The pancreatic juice is able to perform the work of all the three digestive fluids which we have already named. In fact, it is even more powerful than saliva in the digestion of starch, since it is able to digest raw as well as cooked starch, which the saliva cannot do. It is also able to convert proteid into peptone, as does the gastric juice; and it emulsifies fats, as does the bile.
The intestinal juice digests cane sugar, and is supposed to have a digestive influence upon all the other food elements.
The mineral salts which are taken into the body are dissolved by all the digestive fluids which we have named, some by the saliva and the juices of the intestinal tube, and others, which require acids for their solution, by the gastric juice.
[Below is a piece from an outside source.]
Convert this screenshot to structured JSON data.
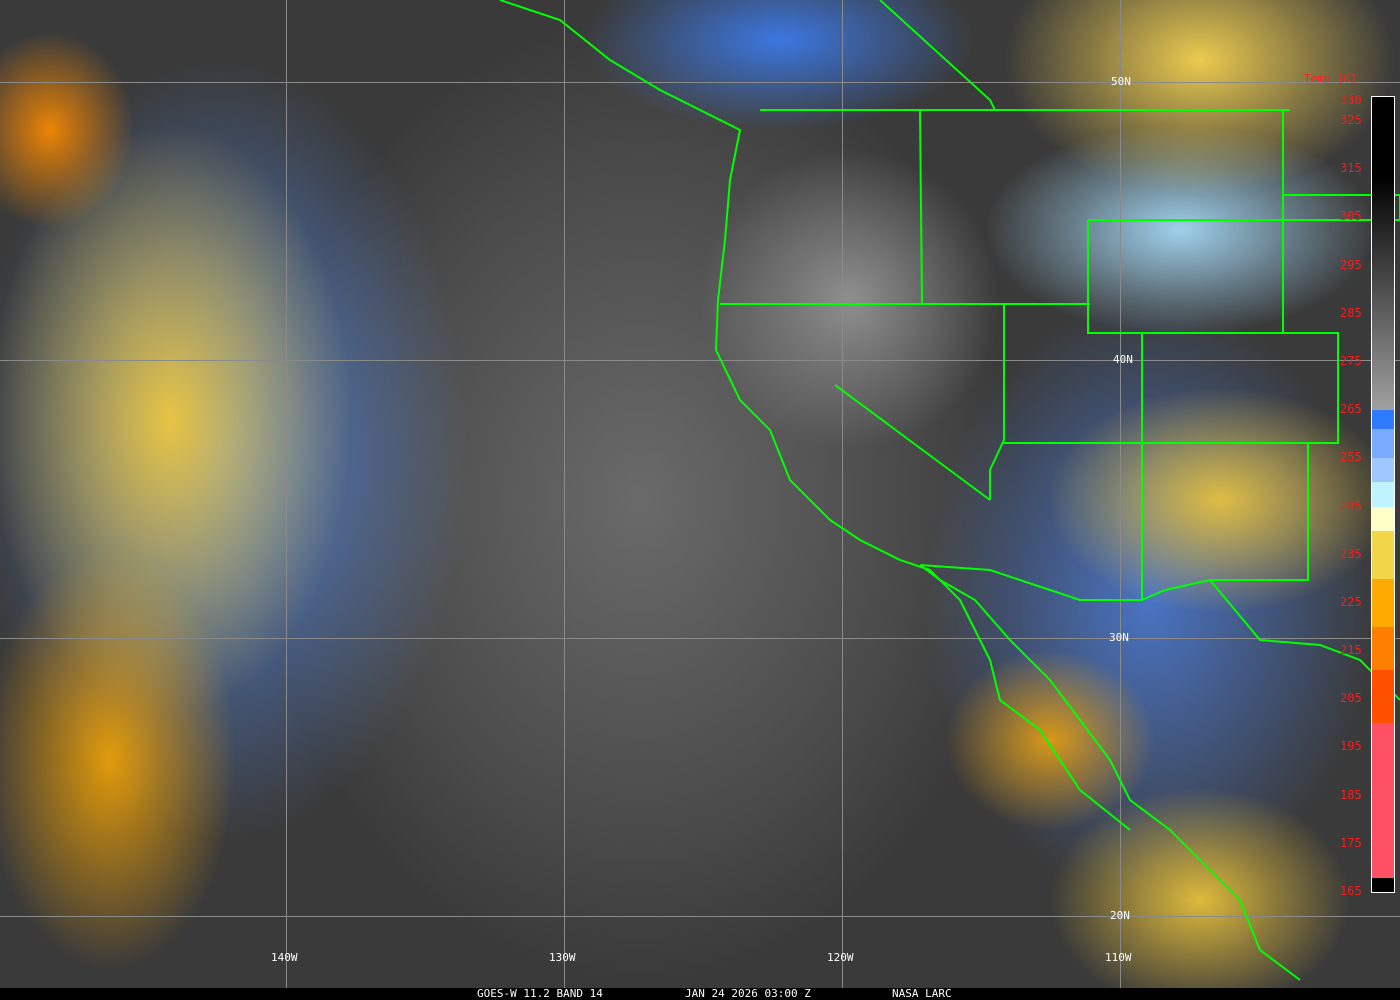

Nearly all these digestive fluids are also powerful antiseptics and are able to destroy germs when the health of the body as a whole is good. The gastric juice, for instance, acts as an antiseptic, preserving the stomach contents from putrefaction during the digestive process. It is a remarkable fact that the gastric juice, although it is so essential to life, is a deadly poison, which, when introduced into the blood produces insensibility and death.
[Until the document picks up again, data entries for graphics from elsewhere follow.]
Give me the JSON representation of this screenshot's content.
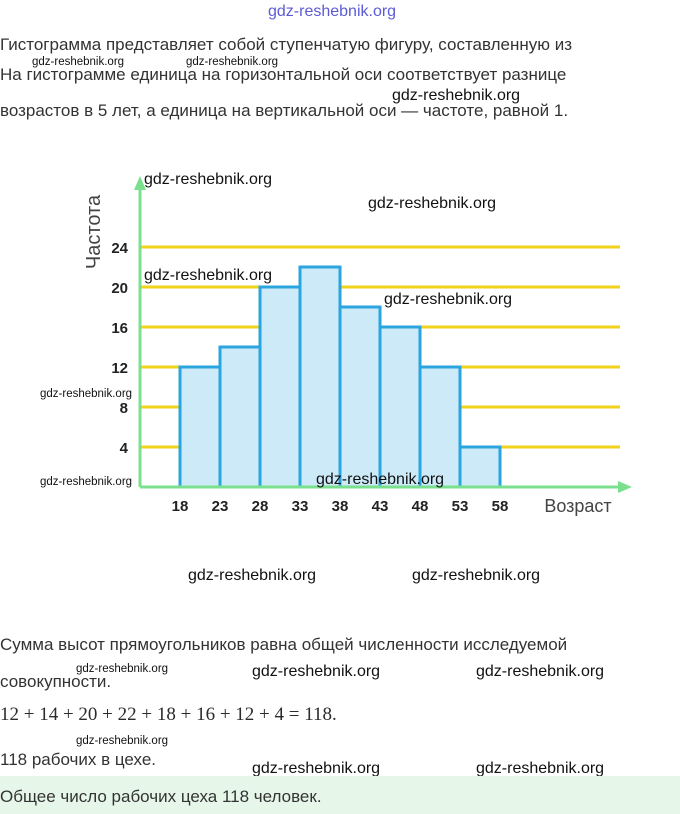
{
  "watermark": "gdz-reshebnik.org",
  "intro": {
    "line1": "Гистограмма представляет собой ступенчатую фигуру, составленную из",
    "line2": "На гистограмме единица на горизонтальной оси соответствует разнице",
    "line3": "возрастов в 5 лет, а единица на вертикальной оси — частоте, равной 1."
  },
  "chart_data": {
    "type": "bar",
    "xlabel": "Возраст",
    "ylabel": "Частота",
    "x_ticks": [
      "18",
      "23",
      "28",
      "33",
      "38",
      "43",
      "48",
      "53",
      "58"
    ],
    "bins": [
      {
        "from": 18,
        "to": 23,
        "value": 12
      },
      {
        "from": 23,
        "to": 28,
        "value": 14
      },
      {
        "from": 28,
        "to": 33,
        "value": 20
      },
      {
        "from": 33,
        "to": 38,
        "value": 22
      },
      {
        "from": 38,
        "to": 43,
        "value": 18
      },
      {
        "from": 43,
        "to": 48,
        "value": 16
      },
      {
        "from": 48,
        "to": 53,
        "value": 12
      },
      {
        "from": 53,
        "to": 58,
        "value": 4
      }
    ],
    "y_ticks": [
      4,
      8,
      12,
      16,
      20,
      24
    ],
    "ylim": [
      0,
      28
    ],
    "xlim": [
      18,
      58
    ],
    "grid": true,
    "colors": {
      "bar_fill": "#cdeaf8",
      "bar_stroke": "#2aa5e0",
      "grid": "#f2d21b",
      "axis": "#7be08d"
    }
  },
  "sum_text": {
    "line1": "Сумма высот прямоугольников равна общей численности исследуемой",
    "line2": "совокупности."
  },
  "equation": "12 + 14 + 20 + 22 + 18 + 16 + 12 + 4 = 118.",
  "result": "118 рабочих в цехе.",
  "answer": "Общее число рабочих цеха 118 человек."
}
These digestive juices and organs are able completely to dispose of all the food elements which are introduced into the body, save proteid alone. The sugars and starches are either completely absorbed and oxidized, or stored up in the form of surplus fat. The oxidation or burning up of proteid, however, is never complete. There is always a certain amount of unburnable substance left behind from the processes of metabolism, which the liver and kidneys of the body have to dispose of. If only as much proteid as is needed by the body for the upbuilding of its tissue, and the repair of waste, is taken, the body can very readily handle it; but an excess of proteid is highly disadvantageous. Professor Chittenden, in his great work, “The Nutrition of Man,” has set forth in elaborate detail the process of the assimilation of proteid. It appears that there are many kinds of proteid; the proteid of eggs is different from that of meat, and that again from the proteid of beans, and so on; and human proteid is different from all. Consequently, the body is obliged to transform every kind of proteid which is brought to it. This proteid is then absorbed by the blood, and carried to the tissues, which are kept perpetually bathed in a supply of nutritive material. The taking of more proteid than is needed would not be so dangerous if it were simply passed on without being digested; nor even if it were digested and transformed, and then promptly eliminated. But what actually happens is that the new proteid taken in is passed through all the stages of assimilation, and drives out in front of it, so to speak, the proteid which has already been prepared, but has not yet been used. And the result is, of course, to throw a double strain upon the liver and the kidneys, the organs of elimination.
Professor Chittenden also points out the common blunder which is made in assuming that persons who are doing hard work need an additional amount of proteid substance. One commonly hears the phrase that laborers and athletes can eat meat in large quantities, and “work it off.” As we have seen, one can “work off” sugars and starches and fats completely; but one cannot “work off” proteid completely. Professor Chittenden is now recognized as the leading authority of the world upon this particular question; and he sets forth clearly in his book the fact that the quantity of proteid needed is not increased by muscular activity. One may work as hard as he pleases, but his body will use no more nitrogen, save only in the case where a sufficiency of other food elements is not supplied. Only as a last resort will the system undertake the labor of burning up proteid to make energy.